Using Spark 1.6.1 I want to name the number of times that UDF is called. I want to do this because I have a very expensive UDF (~ 1 second per call) and I suspect that UDF is called more often than the number of records in my data framework, which makes my spark work slower than necessary.
Although I could not reproduce this situation, I came up with a simple example showing that the number of calls in UDF seems different (here: less) than the number of lines, how can this be?
import org.apache.spark.sql.SQLContext
import org.apache.spark.{SparkConf, SparkContext}
import org.apache.spark.sql.functions.udf
object Demo extends App {
val conf = new SparkConf().setMaster("local[4]").setAppName("Demo")

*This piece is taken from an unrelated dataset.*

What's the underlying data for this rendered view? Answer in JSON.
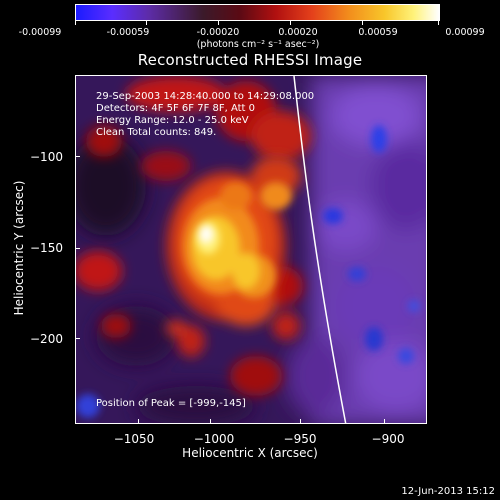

val sc = new SparkContext(conf)
sc.setLogLevel("WARN")
val sqlContext = new SQLContext(sc)
import sqlContext.implicits._
val callCounter = sc.accumulator(0)
val df= sc.parallelize(1 to 10000,numSlices = 100).toDF("value")
println(df.count)
val myudf = udf((d:Int) => {callCounter.add(1);d})
val res = df.withColumn("result",myudf($"value")).cache
println(res.select($"result").collect().size)
println(callCounter.value)
}
If using a battery is not suitable for calling UDF counters, how else can I do this?
Note. In my actual Spark-Job, get a call counter that is about 1.7 times the actual number of records.